Before entering upon the trial the parties to this appeal entered into the following written agreement: “The parties to the above entitled and numbered cause, by their attorneys of record, hereby agree that this cause shall be tried by the Honorable John E. Lyle, Jr., a practicing attorney of Corpus Christi, Nueces County, Texas, in lieu of Honorable L. Broeter, the regular District Judge of this District, who has certified his disqualification on account of being a citizen and taxpayer of the City of Alice, one of the defendants in this cause.”

Judge Lyle took the oath of office as Special District Judge. All parties proceeded to the trial under this agreement without protest until after the judgment was rendered in the case.

Section 11, of Article 5, of the State Constitution, Vernon's Ann.St. is in part as follows:

“When a judge of the District Court is disqualified by any of the causes above stated, the parties may, by consent, appoint a *459 proper person to try said case; or upon their failing to do so, a competent person may be appointed to try the same in the county where it is pending, in such manner as may be prescribed by law.
“And the District Judges may exchange districts, or hold courts for each other when they may deem it expedient, and shall do so when required by law.”

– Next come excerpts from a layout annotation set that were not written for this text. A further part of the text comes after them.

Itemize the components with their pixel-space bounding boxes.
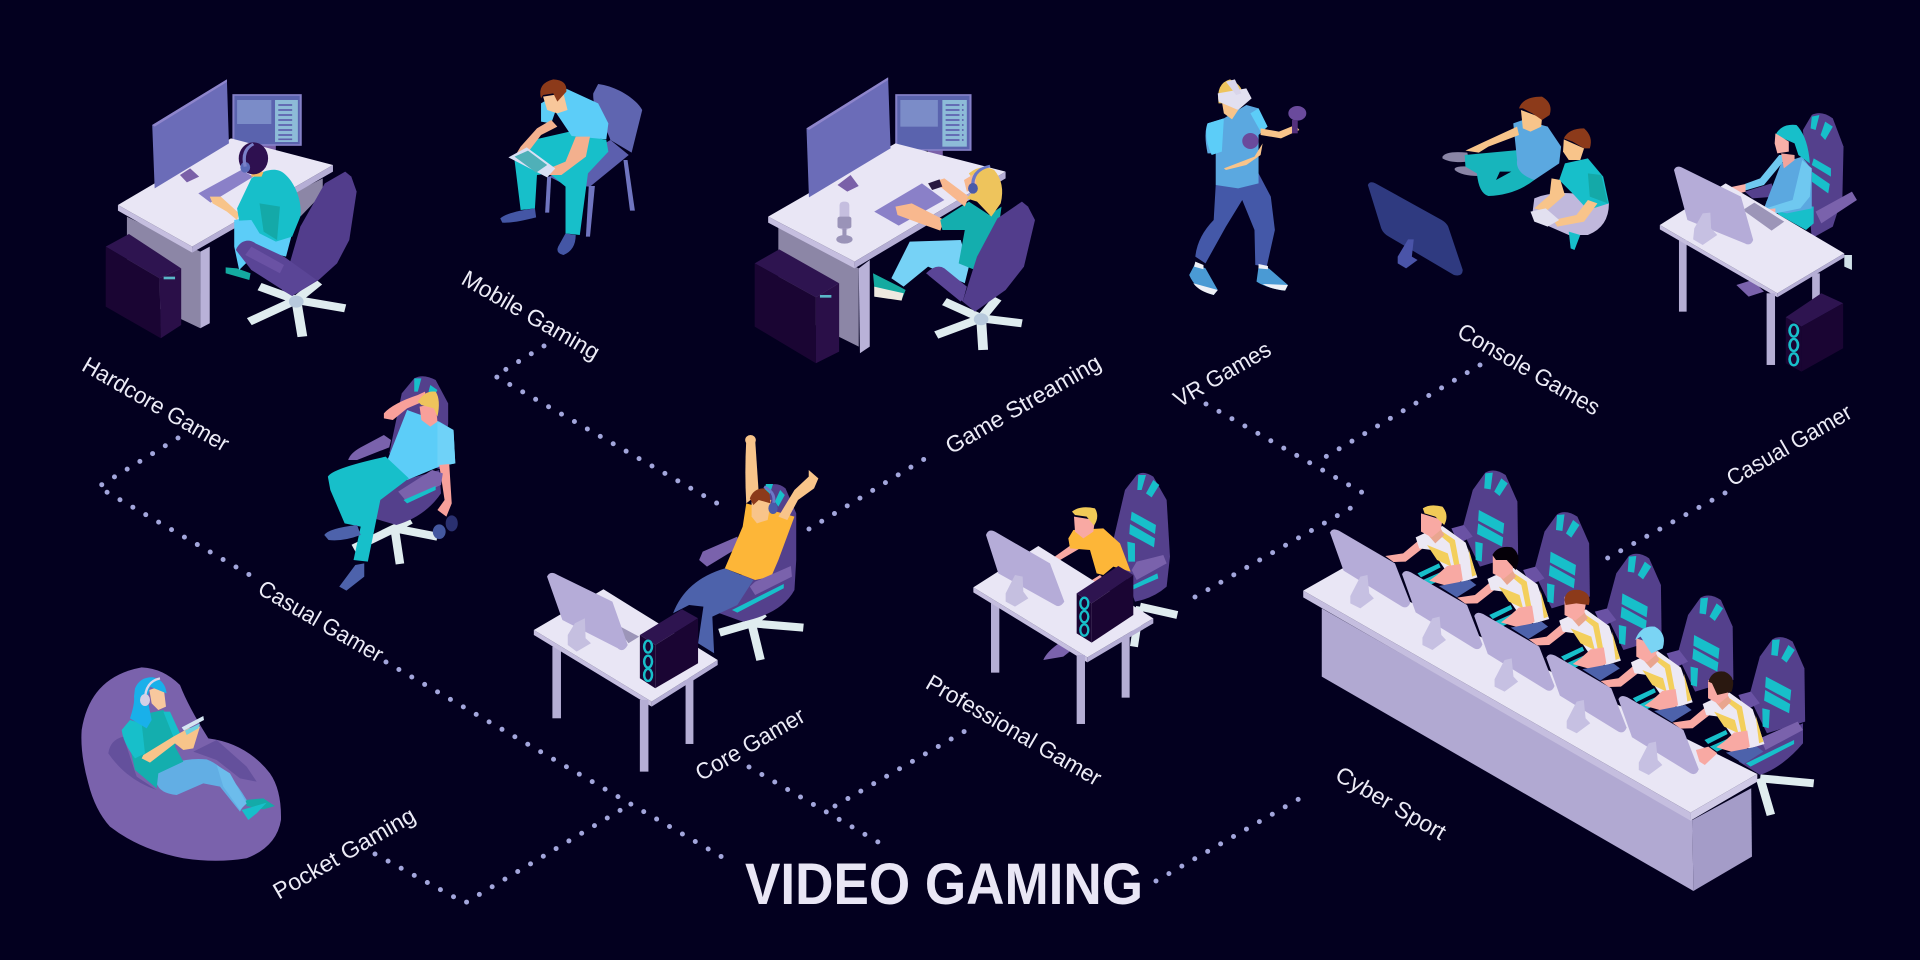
label: Game Streaming: Game Streaming (941, 349, 1105, 459)
long desk (1303, 568, 1757, 891)
microphone (836, 202, 853, 244)
gamer figure (210, 142, 301, 280)
label: Mobile Gaming: Mobile Gaming (457, 265, 605, 365)
desk top (768, 143, 1006, 268)
scene: pocket gaming on bean bag (81, 667, 281, 861)
boy one (1442, 97, 1561, 196)
scene: professional gamer (973, 473, 1177, 724)
legs (1195, 173, 1275, 267)
chair armrest (398, 470, 443, 503)
chair base (1760, 778, 1814, 815)
desk (973, 546, 1153, 724)
main monitor (152, 79, 229, 188)
streamer chair (926, 202, 1035, 350)
chair (1745, 113, 1857, 238)
label: VR Games: VR Games (1169, 336, 1275, 412)
label: Pocket Gaming: Pocket Gaming (268, 802, 420, 904)
figure (1040, 507, 1131, 660)
title: VIDEO GAMING (745, 852, 1143, 917)
dotted connector lines (98, 346, 1725, 903)
desk (1660, 183, 1852, 365)
torso (1206, 105, 1268, 188)
tower (640, 609, 698, 688)
desk top (118, 138, 333, 253)
tower (1077, 566, 1133, 643)
label: Cyber Sport: Cyber Sport (1331, 761, 1451, 845)
second monitor (896, 95, 971, 165)
desk legs (778, 227, 870, 353)
chair (699, 484, 803, 660)
label: Hardcore Gamer: Hardcore Gamer (78, 351, 234, 457)
keyboard (874, 183, 944, 226)
scene: game streaming (755, 77, 1035, 363)
bean bag (81, 667, 281, 861)
scene: casual gamer woman at desk (1660, 113, 1857, 372)
chair (545, 84, 642, 237)
figure (122, 677, 275, 820)
tower (755, 249, 839, 363)
streamer figure (873, 166, 1002, 301)
monitor (1674, 167, 1753, 245)
desk (534, 589, 718, 772)
figure (673, 435, 818, 653)
monitor (547, 573, 639, 652)
label: Casual Gamer (left): Casual Gamer (254, 575, 388, 667)
monitor (986, 531, 1064, 607)
label: Casual Gamer (right): Casual Gamer (1722, 399, 1856, 491)
scene: console games (1368, 97, 1609, 276)
scene: core gamer (534, 435, 818, 772)
team monitors (1330, 529, 1717, 775)
team players (1385, 505, 1764, 764)
tower (106, 234, 181, 338)
shoes (500, 208, 576, 255)
chair (348, 376, 448, 564)
gamer chair (236, 172, 357, 337)
figure (324, 391, 455, 591)
scene: mobile gaming (500, 79, 642, 255)
label: Professional Gamer: Professional Gamer (922, 669, 1107, 791)
main monitor (806, 77, 891, 197)
desk legs (127, 178, 323, 328)
arms (1224, 125, 1299, 170)
scene: hardcore gamer at desk (106, 79, 357, 338)
shoes (1189, 262, 1288, 295)
scene: VR games (1189, 79, 1306, 295)
woman figure (1725, 125, 1814, 230)
keyboard (1743, 203, 1784, 231)
chair (1113, 473, 1177, 647)
boy two (1530, 128, 1609, 250)
label: Core Gamer: Core Gamer (691, 702, 810, 786)
TV (1368, 182, 1463, 276)
headphones (433, 515, 458, 539)
team chairs (1417, 470, 1805, 775)
tower (1786, 293, 1843, 372)
chair armrest (732, 566, 792, 613)
figure (508, 79, 608, 235)
label: Console Games: Console Games (1453, 318, 1605, 420)
keyboard (198, 170, 253, 203)
scene: casual gamer relaxing in chair (324, 376, 458, 591)
head and headset (1218, 79, 1252, 119)
scene: cyber sport team (1303, 470, 1814, 891)
VR controllers (1242, 106, 1306, 149)
second monitor (233, 95, 301, 158)
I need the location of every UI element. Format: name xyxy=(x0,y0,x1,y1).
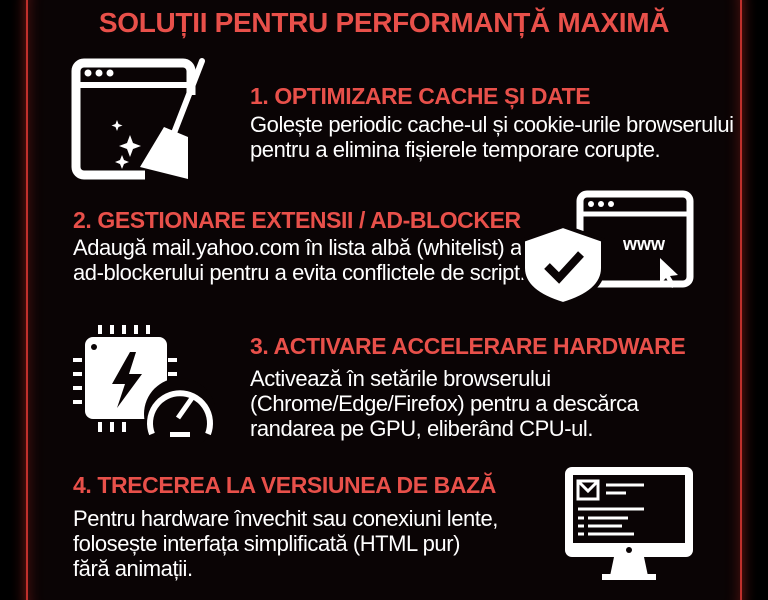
heading 2: 2. GESTIONARE EXTENSII / AD-BLOCKER xyxy=(73,207,521,233)
icon: shield and browser: www xyxy=(622,234,666,254)
body 4: fără animații. xyxy=(73,556,193,581)
body 1 xyxy=(250,112,734,162)
heading 4: 4. TRECEREA LA VERSIUNEA DE BAZĂ xyxy=(73,472,496,498)
heading 3: 3. ACTIVARE ACCELERARE HARDWARE xyxy=(250,333,685,359)
icon: browser with broom xyxy=(72,58,205,180)
icon: shield and browser xyxy=(521,190,694,302)
body 1: pentru a elimina fișierele temporare corupte. xyxy=(250,137,660,162)
heading 1: 1. OPTIMIZARE CACHE ȘI DATE xyxy=(250,83,590,109)
body 3: randarea pe GPU, eliberând CPU-ul. xyxy=(250,416,593,441)
body 2: Adaugă mail.yahoo.com în lista albă (whitelist) a xyxy=(73,235,522,260)
body 4: Pentru hardware învechit sau conexiuni lente, xyxy=(73,506,498,531)
icon: monitor xyxy=(565,467,693,580)
body 2: ad-blockerului pentru a evita conflictele de script. xyxy=(73,260,525,285)
body 4 xyxy=(73,506,498,581)
body 4: folosește interfața simplificată (HTML pur) xyxy=(73,531,460,556)
body 3 xyxy=(250,366,639,441)
icon: chip with gauge xyxy=(73,325,213,437)
body 3: Activează în setările browserului xyxy=(250,366,551,391)
body 1: Golește periodic cache-ul și cookie-urile browserului xyxy=(250,112,734,137)
title: SOLUȚII PENTRU PERFORMANȚĂ MAXIMĂ xyxy=(99,7,669,38)
body 2 xyxy=(73,235,525,285)
body 3: (Chrome/Edge/Firefox) pentru a descărca xyxy=(250,391,638,416)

This provision by its very terms conditions the appointment of a special judge by agreement of the parties upon the disqualification of the district judge.

There is no room for construction here, the literal terms must be followed. Bailey v. Triplett Bros., Tex.Civ. App., 278 S.W. 250; Summerlin v. State, 69 Tex.Cr.R. 275, 153 S.W. 890; Compere v. Girand, Tex.Civ.App., 42 S.W.2d 278.

However, if there be a disqualification and the parties agree upon a special judge, the power so to do is given in clear and unequivocal terms. It is held that if the judge deems himself disqualified and so certifies, and the parties proceed to trial before a special judge upon whom they have agreed, they are estopped to question the fact of disqualification. Ford v. First Nat. Bank of Cameron, Tex.Civ.App., 34 S.W. 684.

The matter would seem to be very clear here, unless the right to agree upon a special judge is in some way limited by the facts appearing in the record which we shall now narrate.

The Honorable L. Broeter was Judge of the 79th District, of which Jim Wells. County is a part, and likewise Presiding Judge of the Fifth Administrative District of Texas, in which Jim Wells County is also situated. On the 24th day of February, 1940, as Judge of the 79th District, he noted on the docket of the District Court of Jim Wells County his disqualification to try this cause, and as Presiding Judge of the Fifth Administrative District designated and appointed the Honorable Cullen W.